5.4 A postoperative erysipeloid‑phlebitic skin reaction was reported after 15% (10/65) of procedures in the case series of 65 patients; all resolved quickly after conservative compression therapy. A hypersensitivity reaction was reported in 1 patient in the case series of 10 veins; the patient had simultaneous occlusion of both incompetent anterior accessory saphenous veins and the reaction was thought to be caused by subcutaneous delivery of the adhesive.
5.5 Hyperpigmentation was reported in 1 patient in the case series of 38 patients: this was still visible at 24‑month follow‑up.
5.6 Moderate and mild paraesthesia were each reported in 1 patient treated by cyanoacrylate glue occlusion in the randomised controlled trial of 222 patients.
5.7 In addition to safety outcomes reported in the literature, specialist advisers are asked about anecdotal adverse events (events which they have heard about) and about theoretical adverse events (events which they think might possibly occur, even if they have never done so).

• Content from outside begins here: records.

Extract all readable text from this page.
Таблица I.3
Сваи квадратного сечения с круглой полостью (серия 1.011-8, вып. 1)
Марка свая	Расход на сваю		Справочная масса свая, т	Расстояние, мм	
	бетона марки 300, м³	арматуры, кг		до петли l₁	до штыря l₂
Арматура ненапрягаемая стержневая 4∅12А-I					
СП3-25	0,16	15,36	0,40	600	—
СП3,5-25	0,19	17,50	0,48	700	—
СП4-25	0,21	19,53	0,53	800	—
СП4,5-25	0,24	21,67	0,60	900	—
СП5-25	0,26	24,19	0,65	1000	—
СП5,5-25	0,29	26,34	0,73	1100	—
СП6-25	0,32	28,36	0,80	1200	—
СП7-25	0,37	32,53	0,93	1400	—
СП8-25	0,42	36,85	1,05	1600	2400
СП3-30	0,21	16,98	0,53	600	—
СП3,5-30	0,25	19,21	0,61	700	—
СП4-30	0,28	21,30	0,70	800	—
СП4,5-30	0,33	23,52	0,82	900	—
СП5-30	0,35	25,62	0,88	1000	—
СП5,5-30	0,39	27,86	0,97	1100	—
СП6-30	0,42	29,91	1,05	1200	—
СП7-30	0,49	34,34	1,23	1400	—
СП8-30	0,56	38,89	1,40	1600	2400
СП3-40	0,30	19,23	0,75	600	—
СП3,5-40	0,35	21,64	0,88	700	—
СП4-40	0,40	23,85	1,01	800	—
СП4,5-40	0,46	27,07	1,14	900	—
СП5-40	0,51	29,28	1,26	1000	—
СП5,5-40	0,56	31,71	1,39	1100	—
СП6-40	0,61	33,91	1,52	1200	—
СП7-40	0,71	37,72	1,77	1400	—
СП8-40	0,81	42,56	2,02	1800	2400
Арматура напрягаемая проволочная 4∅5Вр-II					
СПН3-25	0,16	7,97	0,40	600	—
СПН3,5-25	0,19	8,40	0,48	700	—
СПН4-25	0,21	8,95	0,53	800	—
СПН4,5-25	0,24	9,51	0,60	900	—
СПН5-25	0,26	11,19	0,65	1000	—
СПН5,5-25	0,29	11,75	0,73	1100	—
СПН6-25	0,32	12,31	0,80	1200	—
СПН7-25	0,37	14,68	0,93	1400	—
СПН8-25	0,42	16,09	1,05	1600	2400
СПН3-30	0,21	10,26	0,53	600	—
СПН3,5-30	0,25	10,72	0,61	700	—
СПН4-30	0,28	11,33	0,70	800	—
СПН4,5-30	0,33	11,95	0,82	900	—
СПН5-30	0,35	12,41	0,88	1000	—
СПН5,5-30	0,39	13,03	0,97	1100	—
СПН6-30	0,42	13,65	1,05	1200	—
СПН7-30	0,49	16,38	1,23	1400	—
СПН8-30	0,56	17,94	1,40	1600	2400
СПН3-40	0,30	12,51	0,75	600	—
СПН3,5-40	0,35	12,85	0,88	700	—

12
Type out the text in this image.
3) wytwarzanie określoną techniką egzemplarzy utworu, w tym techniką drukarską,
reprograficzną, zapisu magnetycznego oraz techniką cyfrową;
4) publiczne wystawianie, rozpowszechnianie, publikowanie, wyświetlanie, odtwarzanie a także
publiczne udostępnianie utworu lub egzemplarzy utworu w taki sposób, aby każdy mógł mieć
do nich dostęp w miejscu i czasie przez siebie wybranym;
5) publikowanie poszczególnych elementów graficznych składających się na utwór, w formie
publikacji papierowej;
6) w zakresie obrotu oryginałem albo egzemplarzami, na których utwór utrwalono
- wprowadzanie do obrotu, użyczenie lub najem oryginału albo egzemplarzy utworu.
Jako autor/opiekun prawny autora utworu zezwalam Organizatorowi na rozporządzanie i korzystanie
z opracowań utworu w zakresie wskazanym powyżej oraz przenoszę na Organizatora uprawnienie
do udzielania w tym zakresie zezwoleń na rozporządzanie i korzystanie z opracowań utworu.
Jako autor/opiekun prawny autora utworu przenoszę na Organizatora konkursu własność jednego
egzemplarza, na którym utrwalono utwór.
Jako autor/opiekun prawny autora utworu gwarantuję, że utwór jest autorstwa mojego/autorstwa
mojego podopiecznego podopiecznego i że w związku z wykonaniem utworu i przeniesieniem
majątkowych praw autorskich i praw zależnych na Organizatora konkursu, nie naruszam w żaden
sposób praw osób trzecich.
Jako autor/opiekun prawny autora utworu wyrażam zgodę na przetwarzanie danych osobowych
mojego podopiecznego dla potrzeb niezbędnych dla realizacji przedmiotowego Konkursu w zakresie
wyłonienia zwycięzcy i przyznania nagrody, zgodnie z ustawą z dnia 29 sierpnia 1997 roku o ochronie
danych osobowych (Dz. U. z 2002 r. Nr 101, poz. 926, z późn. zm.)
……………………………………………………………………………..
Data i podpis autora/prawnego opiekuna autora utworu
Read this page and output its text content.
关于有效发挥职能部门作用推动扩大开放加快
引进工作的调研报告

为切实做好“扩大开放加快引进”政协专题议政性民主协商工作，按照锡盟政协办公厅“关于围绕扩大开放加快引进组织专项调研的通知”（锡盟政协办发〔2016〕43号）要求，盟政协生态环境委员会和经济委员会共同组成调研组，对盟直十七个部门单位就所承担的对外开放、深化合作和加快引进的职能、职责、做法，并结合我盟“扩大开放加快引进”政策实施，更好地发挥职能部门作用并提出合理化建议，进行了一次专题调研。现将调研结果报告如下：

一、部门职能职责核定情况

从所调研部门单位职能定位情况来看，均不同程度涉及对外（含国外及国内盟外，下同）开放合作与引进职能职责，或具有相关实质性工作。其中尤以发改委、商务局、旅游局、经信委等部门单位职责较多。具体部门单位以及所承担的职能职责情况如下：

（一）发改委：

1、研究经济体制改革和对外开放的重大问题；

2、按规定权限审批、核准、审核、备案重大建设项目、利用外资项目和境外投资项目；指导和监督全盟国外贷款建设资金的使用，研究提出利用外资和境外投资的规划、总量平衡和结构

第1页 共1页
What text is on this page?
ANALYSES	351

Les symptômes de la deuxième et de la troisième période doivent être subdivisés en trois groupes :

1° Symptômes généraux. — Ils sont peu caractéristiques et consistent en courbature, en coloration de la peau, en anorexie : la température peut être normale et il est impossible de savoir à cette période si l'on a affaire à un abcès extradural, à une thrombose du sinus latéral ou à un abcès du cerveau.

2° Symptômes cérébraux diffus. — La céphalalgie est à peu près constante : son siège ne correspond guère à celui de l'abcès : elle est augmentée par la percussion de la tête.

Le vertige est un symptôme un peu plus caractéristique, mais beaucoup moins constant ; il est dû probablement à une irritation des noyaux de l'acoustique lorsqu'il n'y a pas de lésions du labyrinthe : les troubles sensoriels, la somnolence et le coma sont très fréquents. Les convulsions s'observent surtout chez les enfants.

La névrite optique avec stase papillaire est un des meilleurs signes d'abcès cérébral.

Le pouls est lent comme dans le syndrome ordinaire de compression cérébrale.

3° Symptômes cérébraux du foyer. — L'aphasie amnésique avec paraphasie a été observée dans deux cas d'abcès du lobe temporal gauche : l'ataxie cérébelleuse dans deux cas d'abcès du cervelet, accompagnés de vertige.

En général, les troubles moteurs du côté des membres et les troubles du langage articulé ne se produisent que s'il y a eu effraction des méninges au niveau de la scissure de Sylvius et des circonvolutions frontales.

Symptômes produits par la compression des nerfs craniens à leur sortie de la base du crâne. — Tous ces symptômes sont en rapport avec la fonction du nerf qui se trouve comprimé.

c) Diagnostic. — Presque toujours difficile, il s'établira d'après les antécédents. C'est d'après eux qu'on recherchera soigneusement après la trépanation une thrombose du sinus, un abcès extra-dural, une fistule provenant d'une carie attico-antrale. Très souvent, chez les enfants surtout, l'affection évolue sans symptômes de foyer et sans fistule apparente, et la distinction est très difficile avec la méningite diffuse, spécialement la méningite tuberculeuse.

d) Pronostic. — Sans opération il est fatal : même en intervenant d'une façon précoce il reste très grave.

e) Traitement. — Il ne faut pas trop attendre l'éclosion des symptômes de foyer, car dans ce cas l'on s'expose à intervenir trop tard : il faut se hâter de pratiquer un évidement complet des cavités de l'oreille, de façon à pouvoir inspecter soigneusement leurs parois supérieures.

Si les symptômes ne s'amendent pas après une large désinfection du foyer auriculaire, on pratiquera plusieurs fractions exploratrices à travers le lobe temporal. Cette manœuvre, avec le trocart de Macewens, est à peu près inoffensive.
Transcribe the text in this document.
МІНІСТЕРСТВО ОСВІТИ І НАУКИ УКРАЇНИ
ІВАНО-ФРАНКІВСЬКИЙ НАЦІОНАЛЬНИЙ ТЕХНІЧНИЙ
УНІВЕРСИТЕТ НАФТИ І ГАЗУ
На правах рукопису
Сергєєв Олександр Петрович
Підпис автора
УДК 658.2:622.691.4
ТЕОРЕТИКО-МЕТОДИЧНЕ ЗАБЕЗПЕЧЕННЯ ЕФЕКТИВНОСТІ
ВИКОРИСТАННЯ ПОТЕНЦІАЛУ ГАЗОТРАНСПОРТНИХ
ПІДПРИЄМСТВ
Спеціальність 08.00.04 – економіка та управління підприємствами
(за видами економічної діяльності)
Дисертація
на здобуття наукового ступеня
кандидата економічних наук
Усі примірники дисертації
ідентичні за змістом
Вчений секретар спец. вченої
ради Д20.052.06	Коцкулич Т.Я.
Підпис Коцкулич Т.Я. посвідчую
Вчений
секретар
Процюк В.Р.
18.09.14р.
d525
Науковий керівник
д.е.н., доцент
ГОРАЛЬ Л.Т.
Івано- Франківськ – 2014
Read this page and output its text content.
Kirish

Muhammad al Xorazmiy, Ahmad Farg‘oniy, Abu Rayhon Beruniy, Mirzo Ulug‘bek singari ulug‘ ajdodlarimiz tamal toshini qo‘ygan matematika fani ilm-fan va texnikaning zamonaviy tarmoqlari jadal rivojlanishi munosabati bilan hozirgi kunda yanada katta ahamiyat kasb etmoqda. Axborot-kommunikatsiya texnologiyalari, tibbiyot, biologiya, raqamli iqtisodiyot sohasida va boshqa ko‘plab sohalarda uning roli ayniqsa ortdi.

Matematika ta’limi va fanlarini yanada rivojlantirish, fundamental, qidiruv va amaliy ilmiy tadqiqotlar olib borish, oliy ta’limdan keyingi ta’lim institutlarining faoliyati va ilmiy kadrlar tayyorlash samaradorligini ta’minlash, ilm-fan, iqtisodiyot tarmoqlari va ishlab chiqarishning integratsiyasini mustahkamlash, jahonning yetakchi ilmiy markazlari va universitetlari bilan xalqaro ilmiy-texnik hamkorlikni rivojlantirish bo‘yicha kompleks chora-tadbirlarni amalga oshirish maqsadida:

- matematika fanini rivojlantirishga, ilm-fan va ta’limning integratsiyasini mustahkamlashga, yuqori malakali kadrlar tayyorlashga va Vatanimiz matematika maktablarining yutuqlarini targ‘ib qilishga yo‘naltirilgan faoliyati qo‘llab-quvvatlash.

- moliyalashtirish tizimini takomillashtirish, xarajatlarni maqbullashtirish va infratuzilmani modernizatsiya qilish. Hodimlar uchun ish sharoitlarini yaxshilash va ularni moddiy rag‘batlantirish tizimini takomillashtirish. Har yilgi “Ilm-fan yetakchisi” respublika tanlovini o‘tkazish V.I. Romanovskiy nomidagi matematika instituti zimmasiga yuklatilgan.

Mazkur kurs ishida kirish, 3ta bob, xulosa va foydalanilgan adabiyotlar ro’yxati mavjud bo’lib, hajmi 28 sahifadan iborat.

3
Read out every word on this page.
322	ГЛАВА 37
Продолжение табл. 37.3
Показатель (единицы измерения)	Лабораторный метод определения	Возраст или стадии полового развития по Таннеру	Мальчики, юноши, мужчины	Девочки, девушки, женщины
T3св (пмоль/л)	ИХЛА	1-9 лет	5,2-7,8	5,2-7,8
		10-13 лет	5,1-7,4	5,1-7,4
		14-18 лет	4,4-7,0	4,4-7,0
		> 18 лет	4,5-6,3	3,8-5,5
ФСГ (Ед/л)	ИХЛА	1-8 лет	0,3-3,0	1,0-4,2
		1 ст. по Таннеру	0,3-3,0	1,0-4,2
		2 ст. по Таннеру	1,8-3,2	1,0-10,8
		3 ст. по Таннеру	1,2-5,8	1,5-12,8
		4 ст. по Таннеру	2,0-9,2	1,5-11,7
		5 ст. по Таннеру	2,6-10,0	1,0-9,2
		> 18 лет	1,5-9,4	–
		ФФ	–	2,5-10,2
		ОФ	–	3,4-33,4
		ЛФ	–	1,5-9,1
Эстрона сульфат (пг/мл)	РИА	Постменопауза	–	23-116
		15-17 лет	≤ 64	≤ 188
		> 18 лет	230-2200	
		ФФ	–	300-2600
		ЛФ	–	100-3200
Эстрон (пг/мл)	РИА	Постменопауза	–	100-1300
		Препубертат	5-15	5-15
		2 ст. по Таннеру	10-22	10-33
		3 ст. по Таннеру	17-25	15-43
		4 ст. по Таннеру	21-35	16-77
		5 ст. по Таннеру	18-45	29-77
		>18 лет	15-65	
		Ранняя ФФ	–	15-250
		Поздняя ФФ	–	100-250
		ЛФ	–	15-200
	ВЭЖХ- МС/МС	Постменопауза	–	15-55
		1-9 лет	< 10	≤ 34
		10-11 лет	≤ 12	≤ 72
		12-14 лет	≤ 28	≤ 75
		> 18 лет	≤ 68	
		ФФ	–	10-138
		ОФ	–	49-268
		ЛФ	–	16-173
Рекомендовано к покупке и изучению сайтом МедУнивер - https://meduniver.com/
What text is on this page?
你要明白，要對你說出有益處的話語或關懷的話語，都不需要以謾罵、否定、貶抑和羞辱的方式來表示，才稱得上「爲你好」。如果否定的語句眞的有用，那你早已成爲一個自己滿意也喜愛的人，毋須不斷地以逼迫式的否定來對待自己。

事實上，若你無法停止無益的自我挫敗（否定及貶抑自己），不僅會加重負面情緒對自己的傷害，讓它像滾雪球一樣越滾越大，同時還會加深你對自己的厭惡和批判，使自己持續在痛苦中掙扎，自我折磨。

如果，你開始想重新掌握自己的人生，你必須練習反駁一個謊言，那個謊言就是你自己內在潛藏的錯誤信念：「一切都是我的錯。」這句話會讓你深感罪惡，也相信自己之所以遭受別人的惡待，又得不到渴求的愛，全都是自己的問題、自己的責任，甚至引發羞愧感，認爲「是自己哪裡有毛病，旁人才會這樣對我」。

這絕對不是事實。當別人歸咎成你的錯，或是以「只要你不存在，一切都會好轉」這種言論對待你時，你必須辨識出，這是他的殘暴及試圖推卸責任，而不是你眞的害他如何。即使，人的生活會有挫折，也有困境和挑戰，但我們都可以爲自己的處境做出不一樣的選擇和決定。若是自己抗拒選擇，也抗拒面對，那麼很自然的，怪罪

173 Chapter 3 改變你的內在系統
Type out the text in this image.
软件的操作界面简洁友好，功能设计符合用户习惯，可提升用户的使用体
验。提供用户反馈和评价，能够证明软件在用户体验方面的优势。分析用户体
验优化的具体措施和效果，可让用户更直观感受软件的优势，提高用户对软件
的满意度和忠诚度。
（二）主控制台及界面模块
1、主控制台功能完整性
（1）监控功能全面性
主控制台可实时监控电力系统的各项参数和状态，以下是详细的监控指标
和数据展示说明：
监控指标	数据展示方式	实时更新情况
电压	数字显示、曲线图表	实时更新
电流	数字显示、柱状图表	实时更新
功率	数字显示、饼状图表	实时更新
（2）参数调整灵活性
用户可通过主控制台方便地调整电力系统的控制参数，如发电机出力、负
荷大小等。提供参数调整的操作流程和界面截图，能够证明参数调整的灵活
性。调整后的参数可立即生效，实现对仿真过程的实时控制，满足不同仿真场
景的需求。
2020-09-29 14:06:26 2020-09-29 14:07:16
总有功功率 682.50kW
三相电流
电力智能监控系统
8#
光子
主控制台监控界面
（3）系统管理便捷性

For this procedure, specialist advisers described the following anecdotal adverse events: nerve injury (no other details provided) and inadvertent injection into the subcutaneous space, muscle or perivenous space. They considered that the following were theoretical adverse events: embolisation of glue to the lungs; cerebrovascular complications giving rise to transient or permanent neurological sequelae; deep vein thrombosis; scarring; ulceration; haematoma; and pain.